UAVAid has already been working in Africa since 2018, delivering medicines to hard-to-reach villages in places like Sierra Leone and Malawi.
“We realised that flying the drones on one-way trips was inefficient,” said UAVaid cofounder James Ronen. He started looking for something else that the drone could do on the way back, once a consignment of vaccines had been dropped off.
Mapping and wildlife monitoring seemed like obvious projects — there has already been some testing of aerial anti-poaching solutions in areas like South African national parks. But sitting for hours monitoring a live video feed is a tedious task for a drone operator.
Enter Archangel Imaging, a UK startup that is developing image recognition systems for cameras which allows them to be set to look for particular patterns. These cameras are a potential replacement for regular CCTV — no more need to record and watch everything, the camera notifies you only when it sees something relevant happening.
The system is already being trialled in the UK by Network Rail. Archangel recently won a small business research initiative grant from the rail operator to see if the system could be used to monitor railway lines for trespassers and copper cable theft — and for people potentially contemplating suicide.
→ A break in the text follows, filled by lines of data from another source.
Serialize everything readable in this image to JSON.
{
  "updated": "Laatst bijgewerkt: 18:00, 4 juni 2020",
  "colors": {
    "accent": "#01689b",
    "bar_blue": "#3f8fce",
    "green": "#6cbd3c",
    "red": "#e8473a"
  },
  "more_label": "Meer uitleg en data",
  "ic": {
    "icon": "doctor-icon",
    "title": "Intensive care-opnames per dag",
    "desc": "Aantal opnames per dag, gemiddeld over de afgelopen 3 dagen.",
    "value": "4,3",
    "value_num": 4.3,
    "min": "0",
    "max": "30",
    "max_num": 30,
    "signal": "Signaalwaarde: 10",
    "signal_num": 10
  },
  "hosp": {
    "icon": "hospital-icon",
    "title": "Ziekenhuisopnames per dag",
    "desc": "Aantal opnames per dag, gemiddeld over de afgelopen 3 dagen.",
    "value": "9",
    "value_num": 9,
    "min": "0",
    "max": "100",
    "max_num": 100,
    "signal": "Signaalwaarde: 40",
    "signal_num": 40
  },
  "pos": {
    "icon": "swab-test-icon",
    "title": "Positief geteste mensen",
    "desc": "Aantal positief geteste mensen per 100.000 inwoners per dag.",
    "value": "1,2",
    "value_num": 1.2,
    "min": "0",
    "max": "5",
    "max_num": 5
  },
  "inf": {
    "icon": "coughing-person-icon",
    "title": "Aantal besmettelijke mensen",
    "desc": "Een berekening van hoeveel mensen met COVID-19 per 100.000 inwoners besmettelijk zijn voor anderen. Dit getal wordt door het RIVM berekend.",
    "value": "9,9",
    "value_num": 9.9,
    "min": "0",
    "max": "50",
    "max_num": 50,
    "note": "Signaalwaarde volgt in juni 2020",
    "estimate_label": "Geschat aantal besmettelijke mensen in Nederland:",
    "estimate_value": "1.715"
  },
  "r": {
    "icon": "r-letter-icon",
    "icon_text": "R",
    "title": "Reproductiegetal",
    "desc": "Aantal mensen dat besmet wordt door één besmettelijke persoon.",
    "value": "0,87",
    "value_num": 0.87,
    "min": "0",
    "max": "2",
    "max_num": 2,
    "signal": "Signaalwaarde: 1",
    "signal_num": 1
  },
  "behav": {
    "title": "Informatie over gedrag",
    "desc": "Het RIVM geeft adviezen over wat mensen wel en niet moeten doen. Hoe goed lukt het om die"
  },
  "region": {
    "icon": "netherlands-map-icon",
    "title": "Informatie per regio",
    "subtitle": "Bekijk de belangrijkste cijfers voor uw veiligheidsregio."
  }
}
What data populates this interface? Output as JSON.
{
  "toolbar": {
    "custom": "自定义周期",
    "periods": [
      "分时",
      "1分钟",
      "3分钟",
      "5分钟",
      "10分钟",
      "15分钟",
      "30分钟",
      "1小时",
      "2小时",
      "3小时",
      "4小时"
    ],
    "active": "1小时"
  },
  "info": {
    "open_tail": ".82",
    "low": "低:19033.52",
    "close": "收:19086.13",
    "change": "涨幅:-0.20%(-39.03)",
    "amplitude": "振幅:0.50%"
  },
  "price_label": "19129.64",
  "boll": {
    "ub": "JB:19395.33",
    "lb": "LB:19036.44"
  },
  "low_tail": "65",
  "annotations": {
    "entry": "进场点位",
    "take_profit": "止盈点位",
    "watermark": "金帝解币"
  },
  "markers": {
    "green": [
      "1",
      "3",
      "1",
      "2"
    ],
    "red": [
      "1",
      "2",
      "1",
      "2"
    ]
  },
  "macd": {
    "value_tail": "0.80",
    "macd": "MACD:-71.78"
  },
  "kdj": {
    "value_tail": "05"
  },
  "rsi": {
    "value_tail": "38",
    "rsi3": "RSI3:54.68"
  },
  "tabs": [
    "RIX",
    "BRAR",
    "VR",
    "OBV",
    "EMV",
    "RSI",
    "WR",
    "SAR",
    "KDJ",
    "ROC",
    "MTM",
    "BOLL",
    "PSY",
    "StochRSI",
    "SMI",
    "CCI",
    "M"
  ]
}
This would be done with static cameras (UK aviation authorities are still not terribly keen to allow drone flights over railway infrastructure).
Putting the AI-equipped cameras on a drone, opens up new possibilities, says Jonathan Mist, chief executive of Archangel Imaging.
“A drone-mounted camera system is perfect for a place where there is not much infrastructure,” he says, noting that acres of savannah tend not to have internet connectivity or electricity for running a network of static cameras. “That’s the thing about wildlife parks — it’s not like elephants watch a lot of Netflix.”
Satellite images are not of high enough resolution, and would, in any case, only spot poaching after the fact.
“For every poacher they arrest, usually another escapes,” says Trang Tran, chief operating officer of Archangel Imaging. “But with the drone you can follow them.”
The two companies were brought together by the Science and Technology Facilities Council, a government research body, which provided the funding for the integration work. It is part of the Proof of Concept project running at Oxford’s Harwell Campus which is providing grant funding to encourage collaboration between companies across different disciplines. The scheme provides funding of up to £30,000 per project.
“That helped derisk the project,” says Mist. Covid-19 has caused some delay to launch, but the plan is to deploy and test the system by the end of the year. Archangel Imaging, which has so far funded itself through a combination of the grants and commercial work, is also planning to fundraise later this year to help scale up the project.